L'incursion débutant, la guerre éclatant à Asgardia, Loki se réfugie un temps dans le néant puis fait deux rapides crochets par la Terre, pour sauver Verity Willis (de manière certes dérangeante pour elle mais tout de même il lui épargne la fin du monde), puis par Asgardia justement pour faire comprendre aux deux camps en conflit (Hela et Odin) qu'il n'est ni avec l'un ni avec l'autre.

Il est alors soumis au jugement de Ceux-qui-siègent-dans-l'ombre. Mais même face à eux, il a la réponse : la fin de tout va les emporter, ils seront de l'histoire ancienne, et comme Loki est le dieu des histoires, il protégera la leur comme toutes les autres au moment de la renaissance de l'univers. Comme dans sa série en streaming, Loki, selon Ewing, accède à un rang insoupçonné, élevé, supérieur. Mais il n'est pas grisé par cela car il a appris de ses erreurs, dont justement la griserie qu'offre la puissance.

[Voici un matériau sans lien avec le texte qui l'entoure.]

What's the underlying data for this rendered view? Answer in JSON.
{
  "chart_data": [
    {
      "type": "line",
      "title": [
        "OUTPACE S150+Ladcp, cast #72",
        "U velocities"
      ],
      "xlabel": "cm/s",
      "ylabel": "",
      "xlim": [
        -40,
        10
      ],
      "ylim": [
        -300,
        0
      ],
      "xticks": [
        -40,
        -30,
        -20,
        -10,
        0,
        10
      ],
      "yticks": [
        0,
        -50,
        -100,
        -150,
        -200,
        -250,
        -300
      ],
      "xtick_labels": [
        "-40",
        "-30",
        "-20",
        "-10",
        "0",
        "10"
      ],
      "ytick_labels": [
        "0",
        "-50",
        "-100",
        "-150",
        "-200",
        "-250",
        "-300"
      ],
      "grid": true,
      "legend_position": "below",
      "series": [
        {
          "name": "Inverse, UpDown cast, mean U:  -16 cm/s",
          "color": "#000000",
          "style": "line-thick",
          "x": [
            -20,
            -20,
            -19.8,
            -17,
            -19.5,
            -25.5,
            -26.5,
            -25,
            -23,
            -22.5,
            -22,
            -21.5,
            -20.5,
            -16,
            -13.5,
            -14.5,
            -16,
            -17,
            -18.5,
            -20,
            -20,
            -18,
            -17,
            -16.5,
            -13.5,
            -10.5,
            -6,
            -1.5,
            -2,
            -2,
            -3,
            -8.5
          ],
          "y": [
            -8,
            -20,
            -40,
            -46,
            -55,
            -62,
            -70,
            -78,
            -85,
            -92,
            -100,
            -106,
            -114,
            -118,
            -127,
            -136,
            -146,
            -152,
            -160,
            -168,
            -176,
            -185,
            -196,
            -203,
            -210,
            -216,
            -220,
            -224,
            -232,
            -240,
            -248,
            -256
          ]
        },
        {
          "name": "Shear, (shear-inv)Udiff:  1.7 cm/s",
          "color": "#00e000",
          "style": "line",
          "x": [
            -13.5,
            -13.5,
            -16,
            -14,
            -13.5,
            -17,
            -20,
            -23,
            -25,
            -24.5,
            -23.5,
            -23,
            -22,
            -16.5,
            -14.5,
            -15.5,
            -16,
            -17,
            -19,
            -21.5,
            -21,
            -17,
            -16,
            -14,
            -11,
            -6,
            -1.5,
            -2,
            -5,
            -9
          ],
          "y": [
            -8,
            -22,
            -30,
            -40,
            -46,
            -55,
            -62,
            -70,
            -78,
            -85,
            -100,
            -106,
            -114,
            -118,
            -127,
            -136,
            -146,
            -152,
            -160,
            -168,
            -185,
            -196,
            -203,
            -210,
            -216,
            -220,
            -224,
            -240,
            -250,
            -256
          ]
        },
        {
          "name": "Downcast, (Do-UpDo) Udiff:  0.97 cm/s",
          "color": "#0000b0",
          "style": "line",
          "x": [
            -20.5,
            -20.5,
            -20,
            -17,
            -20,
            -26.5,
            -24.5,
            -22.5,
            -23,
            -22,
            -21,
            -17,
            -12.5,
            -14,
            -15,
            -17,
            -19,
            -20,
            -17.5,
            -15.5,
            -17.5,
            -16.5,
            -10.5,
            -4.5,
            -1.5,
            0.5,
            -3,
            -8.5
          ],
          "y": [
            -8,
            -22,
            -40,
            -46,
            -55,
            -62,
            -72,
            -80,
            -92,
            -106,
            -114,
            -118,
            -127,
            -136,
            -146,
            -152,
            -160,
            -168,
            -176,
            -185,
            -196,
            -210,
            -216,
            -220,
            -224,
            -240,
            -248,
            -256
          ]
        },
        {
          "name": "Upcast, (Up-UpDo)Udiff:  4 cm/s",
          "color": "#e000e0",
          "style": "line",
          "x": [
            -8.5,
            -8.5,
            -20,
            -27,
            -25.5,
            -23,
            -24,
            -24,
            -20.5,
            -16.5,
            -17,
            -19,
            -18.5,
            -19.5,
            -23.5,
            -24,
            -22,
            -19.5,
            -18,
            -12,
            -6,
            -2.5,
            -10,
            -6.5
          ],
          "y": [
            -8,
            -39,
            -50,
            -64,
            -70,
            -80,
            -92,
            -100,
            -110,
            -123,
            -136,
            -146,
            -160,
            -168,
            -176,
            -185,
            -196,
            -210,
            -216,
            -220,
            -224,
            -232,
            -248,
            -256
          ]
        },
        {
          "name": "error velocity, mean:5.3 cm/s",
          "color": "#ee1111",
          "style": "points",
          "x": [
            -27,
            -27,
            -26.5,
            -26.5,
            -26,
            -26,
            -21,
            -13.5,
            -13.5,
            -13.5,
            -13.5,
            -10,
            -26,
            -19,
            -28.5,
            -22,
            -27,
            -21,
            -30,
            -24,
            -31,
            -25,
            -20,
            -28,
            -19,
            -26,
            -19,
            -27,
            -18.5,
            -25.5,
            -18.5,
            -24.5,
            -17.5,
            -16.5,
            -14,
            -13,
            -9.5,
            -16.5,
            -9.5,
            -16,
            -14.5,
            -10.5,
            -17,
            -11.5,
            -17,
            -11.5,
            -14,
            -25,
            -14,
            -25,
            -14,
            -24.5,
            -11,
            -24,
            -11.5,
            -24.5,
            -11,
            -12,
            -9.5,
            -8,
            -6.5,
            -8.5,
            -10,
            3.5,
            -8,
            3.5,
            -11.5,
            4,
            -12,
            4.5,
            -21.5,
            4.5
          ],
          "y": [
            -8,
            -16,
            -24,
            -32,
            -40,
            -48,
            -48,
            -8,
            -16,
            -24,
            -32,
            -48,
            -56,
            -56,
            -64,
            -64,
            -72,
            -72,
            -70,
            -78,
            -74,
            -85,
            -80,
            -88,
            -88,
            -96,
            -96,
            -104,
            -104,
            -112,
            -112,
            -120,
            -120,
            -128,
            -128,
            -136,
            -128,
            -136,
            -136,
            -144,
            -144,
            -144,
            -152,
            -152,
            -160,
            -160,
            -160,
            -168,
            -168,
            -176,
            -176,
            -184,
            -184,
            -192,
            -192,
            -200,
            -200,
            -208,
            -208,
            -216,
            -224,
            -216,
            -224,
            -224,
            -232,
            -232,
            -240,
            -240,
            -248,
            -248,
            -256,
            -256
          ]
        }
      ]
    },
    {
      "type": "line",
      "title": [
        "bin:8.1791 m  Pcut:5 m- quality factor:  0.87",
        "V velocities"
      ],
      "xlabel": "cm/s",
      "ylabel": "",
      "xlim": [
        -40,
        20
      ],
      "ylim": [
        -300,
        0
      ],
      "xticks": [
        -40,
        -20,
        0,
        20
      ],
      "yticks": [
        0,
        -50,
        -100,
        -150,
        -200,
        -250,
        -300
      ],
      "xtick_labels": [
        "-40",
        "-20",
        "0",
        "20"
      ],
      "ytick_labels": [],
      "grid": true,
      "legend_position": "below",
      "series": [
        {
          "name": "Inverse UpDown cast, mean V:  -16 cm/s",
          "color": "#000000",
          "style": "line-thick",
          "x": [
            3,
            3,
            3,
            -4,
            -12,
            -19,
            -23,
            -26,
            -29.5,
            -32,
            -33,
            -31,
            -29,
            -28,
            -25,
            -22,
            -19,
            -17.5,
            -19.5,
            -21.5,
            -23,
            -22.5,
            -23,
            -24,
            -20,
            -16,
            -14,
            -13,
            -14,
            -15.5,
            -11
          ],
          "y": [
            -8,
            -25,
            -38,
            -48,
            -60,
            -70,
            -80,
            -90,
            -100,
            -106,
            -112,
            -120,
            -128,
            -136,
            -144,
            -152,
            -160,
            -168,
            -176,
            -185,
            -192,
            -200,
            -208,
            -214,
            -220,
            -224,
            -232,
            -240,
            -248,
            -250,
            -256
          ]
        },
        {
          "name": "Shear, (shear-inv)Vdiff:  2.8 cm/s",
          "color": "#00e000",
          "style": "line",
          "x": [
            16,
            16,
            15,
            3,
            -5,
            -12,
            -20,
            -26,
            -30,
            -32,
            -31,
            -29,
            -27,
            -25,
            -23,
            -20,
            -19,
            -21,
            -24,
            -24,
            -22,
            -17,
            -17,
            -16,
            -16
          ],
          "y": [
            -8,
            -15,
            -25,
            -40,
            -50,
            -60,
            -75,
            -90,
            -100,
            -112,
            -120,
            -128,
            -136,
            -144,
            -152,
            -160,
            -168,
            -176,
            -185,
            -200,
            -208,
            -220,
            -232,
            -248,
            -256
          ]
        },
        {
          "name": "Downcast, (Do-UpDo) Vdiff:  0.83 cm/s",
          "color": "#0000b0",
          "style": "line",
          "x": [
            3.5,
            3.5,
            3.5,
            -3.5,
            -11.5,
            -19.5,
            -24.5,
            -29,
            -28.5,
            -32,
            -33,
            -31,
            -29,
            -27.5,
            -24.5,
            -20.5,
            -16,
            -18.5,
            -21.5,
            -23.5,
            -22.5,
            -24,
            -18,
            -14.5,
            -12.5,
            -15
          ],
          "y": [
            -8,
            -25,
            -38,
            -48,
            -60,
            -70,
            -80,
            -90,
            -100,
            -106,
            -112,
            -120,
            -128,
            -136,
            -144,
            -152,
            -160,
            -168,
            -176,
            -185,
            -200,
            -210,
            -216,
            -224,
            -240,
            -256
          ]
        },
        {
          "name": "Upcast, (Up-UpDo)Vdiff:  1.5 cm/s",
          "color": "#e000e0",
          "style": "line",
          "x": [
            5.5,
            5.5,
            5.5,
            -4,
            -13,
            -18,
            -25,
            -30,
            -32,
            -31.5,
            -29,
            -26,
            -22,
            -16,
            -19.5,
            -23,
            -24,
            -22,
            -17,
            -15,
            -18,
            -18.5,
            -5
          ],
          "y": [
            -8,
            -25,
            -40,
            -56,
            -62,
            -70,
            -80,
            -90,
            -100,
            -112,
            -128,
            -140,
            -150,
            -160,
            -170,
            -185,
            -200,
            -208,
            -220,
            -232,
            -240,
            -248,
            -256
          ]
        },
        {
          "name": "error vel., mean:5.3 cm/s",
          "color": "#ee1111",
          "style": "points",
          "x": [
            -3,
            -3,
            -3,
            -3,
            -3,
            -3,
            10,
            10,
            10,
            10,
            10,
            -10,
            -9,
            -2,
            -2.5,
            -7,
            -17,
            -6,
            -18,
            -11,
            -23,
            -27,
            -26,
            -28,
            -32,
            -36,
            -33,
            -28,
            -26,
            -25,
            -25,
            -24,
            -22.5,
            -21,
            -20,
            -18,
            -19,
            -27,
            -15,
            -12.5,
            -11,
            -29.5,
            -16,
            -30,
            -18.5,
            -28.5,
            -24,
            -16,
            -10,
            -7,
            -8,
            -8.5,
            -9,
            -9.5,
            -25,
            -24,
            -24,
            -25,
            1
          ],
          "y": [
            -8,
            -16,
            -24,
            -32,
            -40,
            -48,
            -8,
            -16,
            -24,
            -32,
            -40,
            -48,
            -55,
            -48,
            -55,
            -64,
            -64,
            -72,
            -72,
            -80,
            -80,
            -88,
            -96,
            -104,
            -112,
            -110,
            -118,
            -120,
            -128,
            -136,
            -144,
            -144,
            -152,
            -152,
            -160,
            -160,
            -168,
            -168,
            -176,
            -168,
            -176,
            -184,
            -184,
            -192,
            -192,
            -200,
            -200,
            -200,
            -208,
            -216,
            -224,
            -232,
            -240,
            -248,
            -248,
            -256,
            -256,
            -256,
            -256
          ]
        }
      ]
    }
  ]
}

Il ne reste plus qu'à traverser une ultime porte, qu'il trace lui-même dans le vide sidéral, immaculé, virginal. Next.

Et ce mot, "suivant", sera le sésame de Defenders Beyond écrit par Ewing...

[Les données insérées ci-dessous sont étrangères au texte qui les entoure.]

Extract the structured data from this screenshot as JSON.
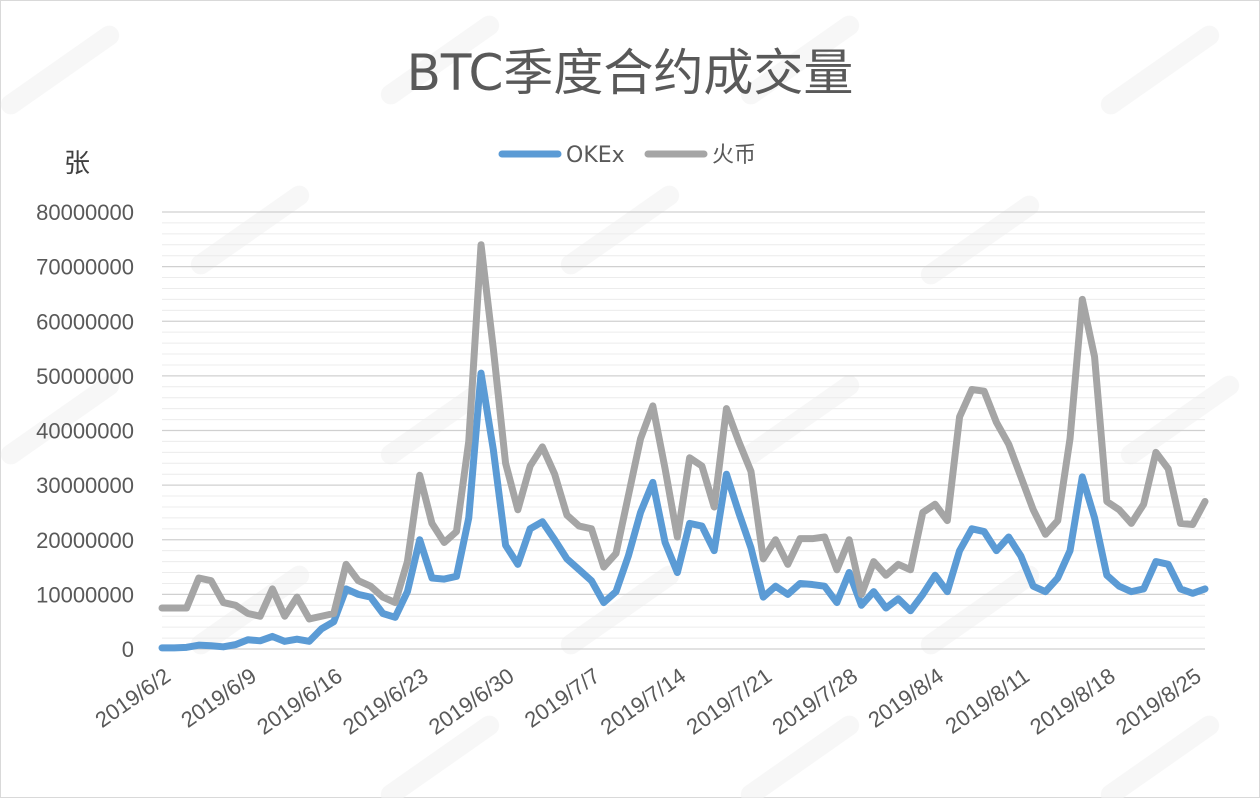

Lee Garbett dessine l'intégralité de ce volume 3, sept épisodes de rang. On peut juger cela normal, mais par les temps qui courent, avec la multitude d'artistes n'arrive pas à compléter un arc entier souvent moins long, la performance est à souligner.

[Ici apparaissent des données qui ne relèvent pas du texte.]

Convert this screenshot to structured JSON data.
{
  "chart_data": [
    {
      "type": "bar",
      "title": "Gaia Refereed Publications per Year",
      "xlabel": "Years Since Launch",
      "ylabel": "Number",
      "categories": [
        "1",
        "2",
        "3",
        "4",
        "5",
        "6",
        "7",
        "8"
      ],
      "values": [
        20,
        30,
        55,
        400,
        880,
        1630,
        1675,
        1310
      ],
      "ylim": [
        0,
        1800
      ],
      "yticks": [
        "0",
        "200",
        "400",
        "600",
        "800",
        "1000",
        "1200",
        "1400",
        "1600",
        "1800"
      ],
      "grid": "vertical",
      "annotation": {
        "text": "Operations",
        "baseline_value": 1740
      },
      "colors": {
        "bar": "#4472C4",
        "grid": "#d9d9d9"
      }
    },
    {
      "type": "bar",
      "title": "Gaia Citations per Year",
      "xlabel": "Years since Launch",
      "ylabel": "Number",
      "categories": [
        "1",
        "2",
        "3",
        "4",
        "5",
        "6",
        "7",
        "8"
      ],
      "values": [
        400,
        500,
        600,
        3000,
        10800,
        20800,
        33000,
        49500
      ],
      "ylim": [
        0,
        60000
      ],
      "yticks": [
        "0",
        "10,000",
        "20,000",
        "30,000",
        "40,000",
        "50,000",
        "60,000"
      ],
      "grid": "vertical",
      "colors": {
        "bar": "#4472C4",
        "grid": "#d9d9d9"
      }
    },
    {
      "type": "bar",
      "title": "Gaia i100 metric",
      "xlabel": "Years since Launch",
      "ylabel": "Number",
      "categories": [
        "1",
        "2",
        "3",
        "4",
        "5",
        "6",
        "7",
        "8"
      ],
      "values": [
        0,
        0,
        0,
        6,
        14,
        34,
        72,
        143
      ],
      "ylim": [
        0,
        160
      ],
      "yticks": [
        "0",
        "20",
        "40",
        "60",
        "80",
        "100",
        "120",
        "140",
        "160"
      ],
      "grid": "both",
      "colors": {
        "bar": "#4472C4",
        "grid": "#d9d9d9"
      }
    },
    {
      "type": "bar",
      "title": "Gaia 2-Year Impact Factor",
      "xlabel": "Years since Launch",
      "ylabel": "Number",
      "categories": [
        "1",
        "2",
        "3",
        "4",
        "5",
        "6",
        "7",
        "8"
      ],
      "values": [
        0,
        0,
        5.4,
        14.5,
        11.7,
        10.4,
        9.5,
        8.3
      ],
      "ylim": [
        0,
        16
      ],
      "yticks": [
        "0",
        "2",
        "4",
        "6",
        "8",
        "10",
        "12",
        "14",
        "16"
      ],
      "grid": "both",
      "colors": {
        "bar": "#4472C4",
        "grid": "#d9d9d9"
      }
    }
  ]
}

Son travail est magnifique, moins pour ses qualités techniques - comme j'ai déjà eu l'occasion de le dire, Garbett n'est pas un artiste qui brille par sa maestria, il est plutôt de la classe des artisans sérieux, réguliers, appliqués - que par sa constance. Aucun numéro ne trahit le moindre signe de fatigue, d'essoufflement, tout est d'une admirable permanence, d'une impeccable propreté.

C'est en cela aussi que cette série reste si agréable à (re)lire : parce que, précisément, elle est très lisible, très claire. Le scénario est dense, complexe, il manie des concepts forts, à la fois intimistes est spectaculaires (et ce tome alterne de façon foisonnante les moments introspectifs et épiques), mais le dessin ramène tout ça à hauteur d'homme. C'est cela, la grande réussite de Loki : Agent of Asgard : plutôt que d'épouser le point de vue d'un dieu, tout est raconté de manière divertissante, abordable, grâce au dessin de Garbett. 

L'artiste nous prend par la main, nous guide, nous entraîne, faisant passer le discours ambitieux du scénariste comme une lettre à la poste. Si on aime et comprend Loki, c'est parce qu'au fond il nous apparaît familier, on peut s'identifier à lui, ou du moins saisir qui il est. Comme nous, il est bon ou mauvais, généreux ou mesquin, sympathique ou antipathique, comme nous il évolue constamment, il en bave, il se dépasse, se désespère, se relève... C'est aussi ce qui le rend sans doute, finalement, plus intéressant que Thor : il est plus ambigu, ambivalent, polymorphe. Sa quête est identitaire : il veut se racheter, comprend que cela ne changera rien fondamentalement, cherche une alternative, la trouve en lui. Et le monde extérieur, les autres, ne peuvent alors que s'y soumettre ou la rejeter totalement. Mais le lecteur, lui, sait que le Loki du début et de la fin de cette série n'est plus le même.

17 épisodes pour dire tout cela. Même pas un an et demi d'existence éditoriale. C'est dérisoire. Mais en 17 épisodes, Al Ewing et Lee Garbett en ont raconté davantage que d'autres qu'eux sur des années. Et si bien que Loki est resté tel qu'ils l'avaient laissé : passionnant, nouveau, renouvelé. Marvel devrait sérieusement songer à lui redonner une série régulière, même si ça ne sera pas facile de trouver une équipe créative aussi brillante que celle-ci.